El primer milagro de Jesús: hacer sentir a sus amigos que ellos también son parte del milagro. Porque Cristo «vino a este mundo no para hacer una obra solo, sino con nosotros, el milagro lo hace con nosotros, con todos nosotros, para ser la cabeza de un cuerpo cuyas células vivas somos nosotros, libres y activas, así hace el milagro Jesús con nosotros».
Hermanos, Iquique es tierra de sueños —eso significa el nombre en aymara—; tierra que ha sabido albergar a gente de distintos pueblos y culturas, gente que han tenido que dejar a los suyos, marcharse. Una marcha siempre basada en la esperanza por obtener una vida mejor, pero sabemos que va siempre acompañada de mochilas cargadas con miedo e incertidumbre por lo que vendrá.

Iquique es una zona de inmigrantes que nos recuerda la grandeza de hombres y mujeres; de familias enteras que, ante la adversidad, no se dan por vencidas y se abren paso buscando vida. Ellos —especialmente los que tienen que dejar su tierra porque no encuentran lo mínimo necesario para vivir— son imagen de la Sagrada Familia que tuvo que atravesar desiertos para poder seguir con vida.

Esta tierra es tierra de sueños, pero busquemos que siga también siendo tierra de hospitalidad. Hospitalidad festiva, porque sabemos bien que no hay alegría cristiana cuando se cierran puertas; no hay alegría cristiana cuando se les hace sentir a los demás que sobran o que entre nosotros no tienen lugar (cf. Lc 16,19-31).

Como María en Caná, busquemos aprender a estar atentos en nuestras plazas y poblados, y reconocer a aquellos que tienen la vida «aguada»; que han perdido —o les han robado— las razones para celebrar, los tristes de corazón. Y no tengamos miedo de alzar nuestras voces para decir: «no tienen vino».

El clamor del pueblo de Dios, el clamor del pobre, que tiene forma de oración y ensancha el corazón y nos enseña a estar atentos.
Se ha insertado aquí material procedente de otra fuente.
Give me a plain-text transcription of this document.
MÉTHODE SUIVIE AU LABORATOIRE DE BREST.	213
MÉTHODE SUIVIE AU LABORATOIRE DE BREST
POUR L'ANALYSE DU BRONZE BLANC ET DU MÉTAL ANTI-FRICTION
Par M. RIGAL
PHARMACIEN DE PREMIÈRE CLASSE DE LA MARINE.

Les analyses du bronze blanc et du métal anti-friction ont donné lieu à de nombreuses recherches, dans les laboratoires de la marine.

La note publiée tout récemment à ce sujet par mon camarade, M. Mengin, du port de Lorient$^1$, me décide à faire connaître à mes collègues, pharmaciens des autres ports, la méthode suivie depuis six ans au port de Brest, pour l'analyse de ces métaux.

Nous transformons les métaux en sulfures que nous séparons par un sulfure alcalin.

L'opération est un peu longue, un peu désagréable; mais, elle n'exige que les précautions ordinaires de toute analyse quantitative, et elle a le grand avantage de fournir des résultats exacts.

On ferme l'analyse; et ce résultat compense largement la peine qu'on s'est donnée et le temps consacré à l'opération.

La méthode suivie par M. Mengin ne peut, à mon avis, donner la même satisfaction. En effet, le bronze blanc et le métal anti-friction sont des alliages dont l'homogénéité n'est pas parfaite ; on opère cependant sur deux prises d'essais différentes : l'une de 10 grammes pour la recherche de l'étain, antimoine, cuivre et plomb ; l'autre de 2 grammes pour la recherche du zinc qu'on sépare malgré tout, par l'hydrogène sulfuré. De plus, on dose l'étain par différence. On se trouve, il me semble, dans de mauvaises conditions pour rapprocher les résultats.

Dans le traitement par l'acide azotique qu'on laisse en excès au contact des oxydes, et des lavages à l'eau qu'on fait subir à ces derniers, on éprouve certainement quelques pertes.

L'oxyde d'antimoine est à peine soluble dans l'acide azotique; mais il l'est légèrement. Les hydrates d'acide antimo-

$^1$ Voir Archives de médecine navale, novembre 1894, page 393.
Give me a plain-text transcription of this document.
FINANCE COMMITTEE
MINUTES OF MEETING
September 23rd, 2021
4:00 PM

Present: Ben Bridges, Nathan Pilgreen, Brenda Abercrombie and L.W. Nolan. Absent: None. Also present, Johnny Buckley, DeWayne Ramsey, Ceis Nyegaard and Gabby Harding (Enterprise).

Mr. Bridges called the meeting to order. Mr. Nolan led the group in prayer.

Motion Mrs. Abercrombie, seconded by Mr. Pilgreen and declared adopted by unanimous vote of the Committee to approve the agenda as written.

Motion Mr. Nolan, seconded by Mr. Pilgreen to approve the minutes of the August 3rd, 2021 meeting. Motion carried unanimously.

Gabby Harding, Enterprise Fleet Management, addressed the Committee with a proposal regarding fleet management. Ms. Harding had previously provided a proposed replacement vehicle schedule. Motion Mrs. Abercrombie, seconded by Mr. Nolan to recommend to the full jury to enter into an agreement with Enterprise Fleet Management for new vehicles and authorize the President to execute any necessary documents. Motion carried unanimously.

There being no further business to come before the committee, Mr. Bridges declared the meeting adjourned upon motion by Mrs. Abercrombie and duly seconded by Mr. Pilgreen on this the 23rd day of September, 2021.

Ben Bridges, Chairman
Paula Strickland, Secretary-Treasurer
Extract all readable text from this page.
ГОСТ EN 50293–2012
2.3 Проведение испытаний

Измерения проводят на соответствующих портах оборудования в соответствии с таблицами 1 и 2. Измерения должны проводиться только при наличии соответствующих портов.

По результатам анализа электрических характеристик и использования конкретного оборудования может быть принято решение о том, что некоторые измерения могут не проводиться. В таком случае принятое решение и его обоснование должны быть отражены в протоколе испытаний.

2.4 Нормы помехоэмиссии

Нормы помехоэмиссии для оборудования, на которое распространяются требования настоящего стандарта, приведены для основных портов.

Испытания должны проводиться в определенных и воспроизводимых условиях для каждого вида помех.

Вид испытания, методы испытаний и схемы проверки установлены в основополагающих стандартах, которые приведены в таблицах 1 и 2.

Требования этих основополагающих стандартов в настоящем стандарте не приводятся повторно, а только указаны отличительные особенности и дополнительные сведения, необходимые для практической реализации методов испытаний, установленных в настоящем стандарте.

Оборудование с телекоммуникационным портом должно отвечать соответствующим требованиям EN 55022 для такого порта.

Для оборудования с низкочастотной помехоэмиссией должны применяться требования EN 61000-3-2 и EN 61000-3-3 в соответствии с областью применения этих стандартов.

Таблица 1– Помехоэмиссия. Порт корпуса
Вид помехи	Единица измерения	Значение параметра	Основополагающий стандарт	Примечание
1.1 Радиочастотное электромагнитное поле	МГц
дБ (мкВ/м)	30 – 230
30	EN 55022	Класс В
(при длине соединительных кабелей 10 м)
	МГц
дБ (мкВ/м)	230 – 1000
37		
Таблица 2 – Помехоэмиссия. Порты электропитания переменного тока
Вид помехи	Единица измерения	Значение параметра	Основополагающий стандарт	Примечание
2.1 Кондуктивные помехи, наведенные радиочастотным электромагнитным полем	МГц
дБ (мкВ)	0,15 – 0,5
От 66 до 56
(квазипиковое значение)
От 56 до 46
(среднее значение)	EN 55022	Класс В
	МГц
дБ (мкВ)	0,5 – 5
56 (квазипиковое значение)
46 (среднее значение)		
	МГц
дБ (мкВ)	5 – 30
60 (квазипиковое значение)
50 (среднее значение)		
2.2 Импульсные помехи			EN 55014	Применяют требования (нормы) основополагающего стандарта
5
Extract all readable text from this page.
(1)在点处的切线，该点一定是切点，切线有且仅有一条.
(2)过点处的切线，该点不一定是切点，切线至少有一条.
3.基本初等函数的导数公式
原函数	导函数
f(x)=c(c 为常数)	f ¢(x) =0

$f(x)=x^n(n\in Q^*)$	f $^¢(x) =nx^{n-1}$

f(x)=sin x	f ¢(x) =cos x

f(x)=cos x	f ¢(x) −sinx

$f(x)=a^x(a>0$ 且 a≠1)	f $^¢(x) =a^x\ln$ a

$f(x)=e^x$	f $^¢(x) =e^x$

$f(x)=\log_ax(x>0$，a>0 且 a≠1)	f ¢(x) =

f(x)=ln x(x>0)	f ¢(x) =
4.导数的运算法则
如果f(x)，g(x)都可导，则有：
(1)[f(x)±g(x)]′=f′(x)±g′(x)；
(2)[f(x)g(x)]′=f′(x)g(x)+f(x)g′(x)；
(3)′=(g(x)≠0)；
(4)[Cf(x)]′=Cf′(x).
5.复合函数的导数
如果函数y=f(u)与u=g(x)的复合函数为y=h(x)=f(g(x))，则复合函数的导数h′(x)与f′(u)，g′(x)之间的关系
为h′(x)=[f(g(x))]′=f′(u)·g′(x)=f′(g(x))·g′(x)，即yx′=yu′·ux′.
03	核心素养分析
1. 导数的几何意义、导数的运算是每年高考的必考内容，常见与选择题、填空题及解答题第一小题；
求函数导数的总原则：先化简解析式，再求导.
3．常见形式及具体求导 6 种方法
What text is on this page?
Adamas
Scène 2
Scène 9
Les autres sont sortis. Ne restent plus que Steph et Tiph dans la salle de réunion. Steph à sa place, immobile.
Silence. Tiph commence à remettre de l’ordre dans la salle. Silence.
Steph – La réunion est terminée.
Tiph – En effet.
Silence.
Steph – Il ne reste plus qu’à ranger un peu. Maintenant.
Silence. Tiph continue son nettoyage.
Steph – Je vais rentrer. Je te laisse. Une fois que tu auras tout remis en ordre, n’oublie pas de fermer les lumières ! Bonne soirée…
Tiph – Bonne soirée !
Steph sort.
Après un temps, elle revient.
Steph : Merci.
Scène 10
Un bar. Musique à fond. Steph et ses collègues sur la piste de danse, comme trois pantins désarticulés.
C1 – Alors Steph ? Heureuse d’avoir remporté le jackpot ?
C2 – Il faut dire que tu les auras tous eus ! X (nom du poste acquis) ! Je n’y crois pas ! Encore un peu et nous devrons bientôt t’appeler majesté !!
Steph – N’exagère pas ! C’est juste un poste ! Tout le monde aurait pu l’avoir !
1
Estemos atentos a todas las situaciones de injusticia y a las nuevas formas de explotación que exponen a tantos hermanos a perder la alegría de la fiesta. Estemos atentos frente a la precarización del trabajo que destruye vidas y hogares. Estemos atentos a los que se aprovechan de la irregularidad de muchos migrantes porque no conocen el idioma o no tienen sus papeles en «regla». Estemos atentos a la falta de techo, tierra y trabajo de tantas familias. Y como María digamos: no tienen vino, Señor.

Como los servidores de la fiesta aportemos lo que tengamos, por poco que parezca. Al igual que ellos, no tengamos miedo a «dar una mano», y que nuestra solidaridad y nuestro compromiso con la justicia sean parte del baile o la canción que hoy podamos entonarle a nuestro Señor.

Aprovechemos también a aprender y a dejarnos impregnar por los valores, la sabiduría y la fe que los inmigrantes traen consigo. Sin cerrarnos a esas «tinajas» llenas de sabiduría e historia que traen quienes siguen arribando a estas tierras. No nos privemos de todo lo bueno que tienen para aportar.

Y después dejemos que Jesús termine el milagro, transformando nuestras comunidades y nuestros corazones en signo vivo de su presencia, que es alegre y festiva porque hemos experimentado que Dios-está-con-nosotros, porque hemos aprendido a hospedarlo en medio de nuestro.

Alegría y fiesta contagiosa que nos lleva a no dejar a nadie fuera del anuncio de esta Buena Nueva. Y a transmitirle todo lo que hay de nuestra cultura originaria para enriquecerlos también con lo nuestro, con nuestras tradiciones, con nuestra sabiduría ancestrales, para que el que viene encuentre sabiduría y de sabiduría, eso es fiesta, eso es agua convertida en vino. Eso es milagro que hace Jesús.

Que María, bajo las distintas advocaciones de esta bendecida tierra del norte, siga susurrando al oído de su Hijo Jesús: «no tienen vino», y en nosotros sigan haciéndose carne sus palabras: «hagan todo lo que Él les diga».